The most memorable and important part of Buzios are the beaches. There are over 20 beaches that all have a different views and activities to do there. We were lucky that our host was so kind to drive us around town to the different beaches and recommended some excellent food. We had the most amazing fish that was prepared right on the beach. It definitely was a great tourist destination, that being a place where we could relax. After a few days there, in such a tranquil town, it was almost easy to forget that the country was filled with tourists for the World Cup, that was until the semifinal games began.

It was a cloudy day on July 9th so we couldn’t soak up the sun at the beach. Instead our only plans were to watch the Brazil vs Germany semifinal game; the game that would determine who was going to the World Cup Final. We dressed in our Brazil gear and went off to lunch. As we walked down the street, passersby shouted “Vai Brasil!” and honked their car horns. It was apparent that everyone was excited for the game and if there was only one thing that I had learned in Brazil, it is that Brazilians love their country and they love soccer. When the Brazilian team had games, it was a national holiday so everyone had off of work. Who wouldn’t love game days then?

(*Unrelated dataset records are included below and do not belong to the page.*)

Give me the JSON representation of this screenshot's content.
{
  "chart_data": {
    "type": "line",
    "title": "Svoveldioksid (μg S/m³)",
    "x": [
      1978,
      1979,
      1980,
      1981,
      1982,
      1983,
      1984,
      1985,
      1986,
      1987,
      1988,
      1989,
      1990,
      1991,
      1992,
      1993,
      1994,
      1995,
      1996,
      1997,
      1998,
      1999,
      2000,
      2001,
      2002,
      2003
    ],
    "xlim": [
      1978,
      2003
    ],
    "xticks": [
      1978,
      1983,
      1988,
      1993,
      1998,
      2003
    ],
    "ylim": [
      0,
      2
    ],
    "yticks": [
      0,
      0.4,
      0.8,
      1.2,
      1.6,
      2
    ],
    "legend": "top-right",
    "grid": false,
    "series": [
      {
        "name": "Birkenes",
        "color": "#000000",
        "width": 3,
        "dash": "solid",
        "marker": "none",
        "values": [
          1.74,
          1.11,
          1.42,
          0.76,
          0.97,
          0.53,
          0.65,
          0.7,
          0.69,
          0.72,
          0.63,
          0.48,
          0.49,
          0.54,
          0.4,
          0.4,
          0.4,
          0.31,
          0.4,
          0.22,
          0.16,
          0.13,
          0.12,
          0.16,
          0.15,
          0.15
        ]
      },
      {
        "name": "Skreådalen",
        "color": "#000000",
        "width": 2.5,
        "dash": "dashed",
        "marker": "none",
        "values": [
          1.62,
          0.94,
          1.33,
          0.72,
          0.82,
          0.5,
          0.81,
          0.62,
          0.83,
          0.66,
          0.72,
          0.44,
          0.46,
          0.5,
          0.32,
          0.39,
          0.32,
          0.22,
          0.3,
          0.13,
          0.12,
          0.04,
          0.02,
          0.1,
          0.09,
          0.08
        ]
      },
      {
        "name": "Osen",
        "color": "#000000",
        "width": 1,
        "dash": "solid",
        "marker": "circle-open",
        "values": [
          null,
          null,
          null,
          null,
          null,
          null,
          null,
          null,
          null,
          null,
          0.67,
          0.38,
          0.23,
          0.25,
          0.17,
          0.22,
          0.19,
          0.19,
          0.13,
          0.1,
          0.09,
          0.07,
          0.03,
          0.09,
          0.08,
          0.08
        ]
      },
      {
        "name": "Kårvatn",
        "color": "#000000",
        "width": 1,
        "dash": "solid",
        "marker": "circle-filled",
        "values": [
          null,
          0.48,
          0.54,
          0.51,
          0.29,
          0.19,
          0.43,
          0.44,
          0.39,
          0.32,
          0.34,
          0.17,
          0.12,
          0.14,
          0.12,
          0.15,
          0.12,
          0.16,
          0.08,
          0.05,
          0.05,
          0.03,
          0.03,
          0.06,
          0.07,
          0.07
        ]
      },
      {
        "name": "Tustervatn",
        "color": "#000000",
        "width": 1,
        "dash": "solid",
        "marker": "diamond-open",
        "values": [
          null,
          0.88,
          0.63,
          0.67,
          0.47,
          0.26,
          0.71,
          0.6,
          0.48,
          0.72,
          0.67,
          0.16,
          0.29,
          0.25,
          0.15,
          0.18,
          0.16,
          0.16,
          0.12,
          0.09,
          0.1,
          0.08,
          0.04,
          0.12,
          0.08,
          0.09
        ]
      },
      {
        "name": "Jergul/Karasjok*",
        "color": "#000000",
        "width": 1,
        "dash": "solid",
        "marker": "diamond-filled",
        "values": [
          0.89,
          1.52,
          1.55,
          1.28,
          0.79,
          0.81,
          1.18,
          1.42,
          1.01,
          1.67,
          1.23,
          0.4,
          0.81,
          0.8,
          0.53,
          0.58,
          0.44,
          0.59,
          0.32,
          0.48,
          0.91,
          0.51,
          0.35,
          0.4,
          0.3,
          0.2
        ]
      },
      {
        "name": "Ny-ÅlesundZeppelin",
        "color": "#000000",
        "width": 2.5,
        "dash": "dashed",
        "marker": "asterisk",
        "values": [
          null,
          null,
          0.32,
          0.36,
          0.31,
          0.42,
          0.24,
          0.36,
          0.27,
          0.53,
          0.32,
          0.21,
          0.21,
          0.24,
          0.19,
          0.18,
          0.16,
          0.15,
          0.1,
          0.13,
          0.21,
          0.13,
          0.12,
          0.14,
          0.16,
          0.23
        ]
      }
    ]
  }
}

After having a delicious buffet lunch, where I piled high all the food I could possibly want, the winds picked up and the sky turned gray. We headed back to the hostel and asked the host and a couple from England where they were planning on watching the game. We all decided to drive into the downtown area where there was a small plaza that had a big screen. When we got there it was already filled with people so we decided to go to a nearby restaurant. As we were walking, it began to drizzle and that is also when the first goal of the game was scored. Germany was up 1-0 and we hadn’t even found our seats yet. A few minutes later, Germany scored again and the rain kept coming. I had to use my Brazilian flag as a tarp to keep myself dry which I soon realized was an omen for the game. Well, you already know how it ended. Brazil suffered the worst defeat in World Cup history, losing 7-1. People around us just sat in shock and eventually were so dumbfounded that they were applauding every time Germany scored. At the end of the game I was glad that we had gone to another city because I couldn’t imagine what Rio would have been like. That night everyone sulked as they returned home in the rain and for the first time since I had been in Brazil, the city went to sleep.

The next day was quiet. People went back to work and didn’t bother discussing the game. A few days later I realized that people weren’t really disappointed. Yes, Brazil lives for soccer but they were realistic about their team. They knew their team was young and inexperienced and they could not compare to the rosters of years past. Also, because of the social and political issues that arose about hosting the World Cup, many Brazilians said they were glad that Brazil lost, in a sense that finally the pressure of winning and the constant advertising for the games was over and done with. I had read an article during my stay there that talked about how the members of the national team were feeling so much pressure to do well that the coach had called in a psychiatrist to talk with the players. I understand why the Brazilian people didn’t want to host the games that were not in the best interest of all, and I can’t even imagine what it would be like to walk on the pitch and play the game of your life. However, Brazil had a good run and Germany later became the world champions. So if your team is going to lose, I suppose it is better to lose to the best in the world.